Es gäbe viel zu tun (für Solarthermie)
Dabei hatte sich an den Rahmenbedingungen eigentlich nichts geändert. Der Wärmebedarf im Gebäudebestand ist nach wie vor sehr hoch. Auch durch ambitionierte energetische Sanierungsmaßnahmen werden diese Häuser nicht zu "nearly zero-energy buildings", wie sie die EU Ende dieser Dekade vorschreiben möchte. Die Realität ist eine andere: Bundesdeutsche Heizkessel werden weiter immer älter. Der Modernisierungsstau ist nichts beunruhigendes, man hat sich wie beim Urlaubsstau, längst daran gewöhnt.
Auch wenn eine möglichst ganzjährige Wärmeversorgung eines Hauses nach wie vor mit nichts effizienter und günstiger als mit Solarwärme erreicht werden kann ist die PV hier einfach cleverer. Das Selbstverständnis der PV-Darsteller lässt einen Widerspruch gar nicht aufkommen, Solarstrom kann alles, Solarthermie war gestern. Noch dazu lässt die EnEV nicht viel Spielraum zum Atmen.
War's das schon?
Auch wenn man mit der Situation des zögerlichen Agierens der Kesselbesitzer als solches nicht zufrieden ist, schließlich sind 5 Millionen veraltete und ineffiziente Ölheizungen nicht nur im Sinne des Klimaschutzes und der Ressourcenverschwendung ein Thema, sondern vor allem ein riesiges Marktpotential, frohlockt man von Seiten des Bundesverband der Deutschen Heizungsindustrie trotzdem: 2015 war ein "erfolgreiches Jahr"! Sozusagen "back to the roots" verzeichneten die gas- und ölbasierten Systeme ein Comeback.
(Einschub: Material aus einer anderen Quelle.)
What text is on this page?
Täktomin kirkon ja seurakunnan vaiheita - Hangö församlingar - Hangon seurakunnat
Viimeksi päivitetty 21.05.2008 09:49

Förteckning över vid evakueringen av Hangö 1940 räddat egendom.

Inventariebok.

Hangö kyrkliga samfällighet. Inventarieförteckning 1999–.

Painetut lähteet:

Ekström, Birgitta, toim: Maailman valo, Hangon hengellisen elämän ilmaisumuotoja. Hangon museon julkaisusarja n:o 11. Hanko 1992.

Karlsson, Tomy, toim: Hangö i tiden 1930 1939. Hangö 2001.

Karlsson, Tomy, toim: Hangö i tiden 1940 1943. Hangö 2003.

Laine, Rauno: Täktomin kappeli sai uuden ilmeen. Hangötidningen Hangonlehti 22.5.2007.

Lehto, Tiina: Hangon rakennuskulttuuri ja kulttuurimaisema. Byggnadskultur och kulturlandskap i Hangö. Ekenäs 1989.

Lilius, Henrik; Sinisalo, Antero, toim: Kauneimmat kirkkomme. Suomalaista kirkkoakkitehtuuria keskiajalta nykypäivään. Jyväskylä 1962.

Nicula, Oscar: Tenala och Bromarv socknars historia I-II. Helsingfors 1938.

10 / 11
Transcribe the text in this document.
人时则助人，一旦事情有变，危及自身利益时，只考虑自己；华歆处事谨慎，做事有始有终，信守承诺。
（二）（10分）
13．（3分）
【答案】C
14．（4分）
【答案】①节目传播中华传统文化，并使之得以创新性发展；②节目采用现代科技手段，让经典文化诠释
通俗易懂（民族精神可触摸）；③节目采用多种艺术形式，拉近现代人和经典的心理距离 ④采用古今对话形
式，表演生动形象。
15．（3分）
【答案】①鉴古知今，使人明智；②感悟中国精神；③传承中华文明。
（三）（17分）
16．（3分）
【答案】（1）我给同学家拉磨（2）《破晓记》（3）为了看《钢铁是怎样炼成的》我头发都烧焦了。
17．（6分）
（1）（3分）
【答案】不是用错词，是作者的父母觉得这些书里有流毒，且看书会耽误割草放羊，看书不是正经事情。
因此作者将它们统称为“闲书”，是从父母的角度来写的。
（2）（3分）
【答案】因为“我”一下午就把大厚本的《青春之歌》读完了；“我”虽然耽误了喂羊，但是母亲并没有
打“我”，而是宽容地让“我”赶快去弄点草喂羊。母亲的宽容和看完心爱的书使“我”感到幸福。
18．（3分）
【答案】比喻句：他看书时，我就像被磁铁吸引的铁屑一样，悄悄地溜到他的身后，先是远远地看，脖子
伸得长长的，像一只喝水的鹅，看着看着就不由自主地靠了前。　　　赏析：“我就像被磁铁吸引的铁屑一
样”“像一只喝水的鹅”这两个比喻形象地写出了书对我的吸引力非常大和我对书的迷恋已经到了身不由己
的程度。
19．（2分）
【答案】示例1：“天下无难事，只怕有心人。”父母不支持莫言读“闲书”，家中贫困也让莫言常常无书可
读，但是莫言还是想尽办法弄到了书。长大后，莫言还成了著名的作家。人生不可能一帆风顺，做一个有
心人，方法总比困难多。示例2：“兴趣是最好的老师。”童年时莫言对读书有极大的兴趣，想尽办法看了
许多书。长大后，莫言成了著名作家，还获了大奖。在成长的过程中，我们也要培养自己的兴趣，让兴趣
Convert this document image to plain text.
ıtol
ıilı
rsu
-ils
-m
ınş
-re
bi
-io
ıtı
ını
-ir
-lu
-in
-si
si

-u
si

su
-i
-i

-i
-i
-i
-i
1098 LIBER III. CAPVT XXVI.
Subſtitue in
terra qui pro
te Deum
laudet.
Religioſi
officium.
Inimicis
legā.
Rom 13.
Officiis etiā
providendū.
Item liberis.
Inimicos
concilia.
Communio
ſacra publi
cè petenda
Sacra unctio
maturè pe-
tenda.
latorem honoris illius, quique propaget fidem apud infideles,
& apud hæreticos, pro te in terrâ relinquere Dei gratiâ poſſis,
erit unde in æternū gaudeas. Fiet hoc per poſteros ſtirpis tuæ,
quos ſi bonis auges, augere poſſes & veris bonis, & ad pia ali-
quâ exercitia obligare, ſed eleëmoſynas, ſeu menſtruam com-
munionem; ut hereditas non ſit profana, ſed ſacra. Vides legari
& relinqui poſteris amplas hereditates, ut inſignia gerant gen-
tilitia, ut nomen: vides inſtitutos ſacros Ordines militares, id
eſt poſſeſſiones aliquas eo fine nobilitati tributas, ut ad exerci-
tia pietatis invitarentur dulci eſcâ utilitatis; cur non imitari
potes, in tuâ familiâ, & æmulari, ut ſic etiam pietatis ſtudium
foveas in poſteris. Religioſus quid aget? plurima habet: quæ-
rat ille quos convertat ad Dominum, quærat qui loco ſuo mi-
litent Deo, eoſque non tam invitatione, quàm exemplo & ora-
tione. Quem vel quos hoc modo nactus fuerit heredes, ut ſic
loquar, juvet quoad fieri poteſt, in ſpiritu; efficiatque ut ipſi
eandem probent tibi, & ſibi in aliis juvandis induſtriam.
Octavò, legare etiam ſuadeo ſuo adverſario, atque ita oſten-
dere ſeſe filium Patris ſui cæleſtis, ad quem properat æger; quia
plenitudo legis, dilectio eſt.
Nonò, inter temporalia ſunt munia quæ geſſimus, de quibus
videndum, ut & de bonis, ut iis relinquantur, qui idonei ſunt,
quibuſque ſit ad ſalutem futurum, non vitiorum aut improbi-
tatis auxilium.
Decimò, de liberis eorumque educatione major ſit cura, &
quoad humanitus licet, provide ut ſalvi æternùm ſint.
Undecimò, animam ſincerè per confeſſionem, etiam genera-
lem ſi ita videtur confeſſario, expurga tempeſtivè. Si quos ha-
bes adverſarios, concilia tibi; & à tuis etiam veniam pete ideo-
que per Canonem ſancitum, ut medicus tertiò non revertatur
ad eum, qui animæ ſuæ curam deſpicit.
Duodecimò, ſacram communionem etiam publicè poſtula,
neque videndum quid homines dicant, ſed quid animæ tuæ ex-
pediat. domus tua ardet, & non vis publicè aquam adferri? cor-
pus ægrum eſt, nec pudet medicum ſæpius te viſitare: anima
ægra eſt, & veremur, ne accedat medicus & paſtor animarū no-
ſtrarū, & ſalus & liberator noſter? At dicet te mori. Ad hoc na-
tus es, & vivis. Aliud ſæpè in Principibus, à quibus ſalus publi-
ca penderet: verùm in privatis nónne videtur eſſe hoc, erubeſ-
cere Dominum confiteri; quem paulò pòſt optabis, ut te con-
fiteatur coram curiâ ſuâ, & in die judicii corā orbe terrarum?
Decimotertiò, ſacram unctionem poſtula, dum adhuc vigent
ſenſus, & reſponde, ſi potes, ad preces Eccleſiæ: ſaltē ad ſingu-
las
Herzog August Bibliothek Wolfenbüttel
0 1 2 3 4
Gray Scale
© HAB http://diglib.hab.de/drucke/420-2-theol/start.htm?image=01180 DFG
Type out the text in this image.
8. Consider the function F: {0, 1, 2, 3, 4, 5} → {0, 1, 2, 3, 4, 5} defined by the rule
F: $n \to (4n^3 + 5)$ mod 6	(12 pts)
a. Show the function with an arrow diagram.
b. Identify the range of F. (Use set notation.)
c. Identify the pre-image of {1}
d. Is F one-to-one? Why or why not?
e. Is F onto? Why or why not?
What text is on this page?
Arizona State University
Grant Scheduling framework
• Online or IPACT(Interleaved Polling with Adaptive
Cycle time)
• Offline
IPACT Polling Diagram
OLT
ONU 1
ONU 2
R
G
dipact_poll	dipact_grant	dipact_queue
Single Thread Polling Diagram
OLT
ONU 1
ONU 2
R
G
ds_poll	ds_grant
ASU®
Fossil dominiert, Biomassekessel mussten erneut Markteinbußen hinnehmen. Wird der Tausch einer Ölheizung durchaus oft mit Solarthermie kombiniert, ändert das nichts an der Wertigkeit der Technik. Die Solaranlage unterstützt hier stets den fossilen Brenner, nicht umgekehrt. Langzeitspeicher, Saisonspeicher, Sonnenhaus - all das ist nur etwas für Exoten. Nicht unerwähnt lassen sollte man, dass es im letzten Quartal einen kleinen Solarwärmeschub gab. Das ganze Jahr betrachtet war es zwar erneut ein Minus von 10 Prozent, man wird sehen wie es 2016 weiter gehen wird.
Chancengleichheit
Haben sich die Zeiten geändert und ist Strom bald die monovalente Quelle unseres Antriebs? Das wird zu klären sein, noch ist es nicht so weit. Vielleicht sollte man das Augenmerk stärker auf die Dekarbonisierung lenken. Das ist schließlich ein Ergebnis von Paris. Eine CO2-Steuer könnte vieles gerade rücken, so lange sie nicht mit festen Faktoren arbeitet, sondern die jeweils eingesetzte Technologie realistisch bewertet. Hier können alle Regenerativen nur gewinnen, auch der Strom aus der Steckdose für die Wärmepumpenheizung im Winter, da sich sein Charakter mittel bis langfristig ändern wird.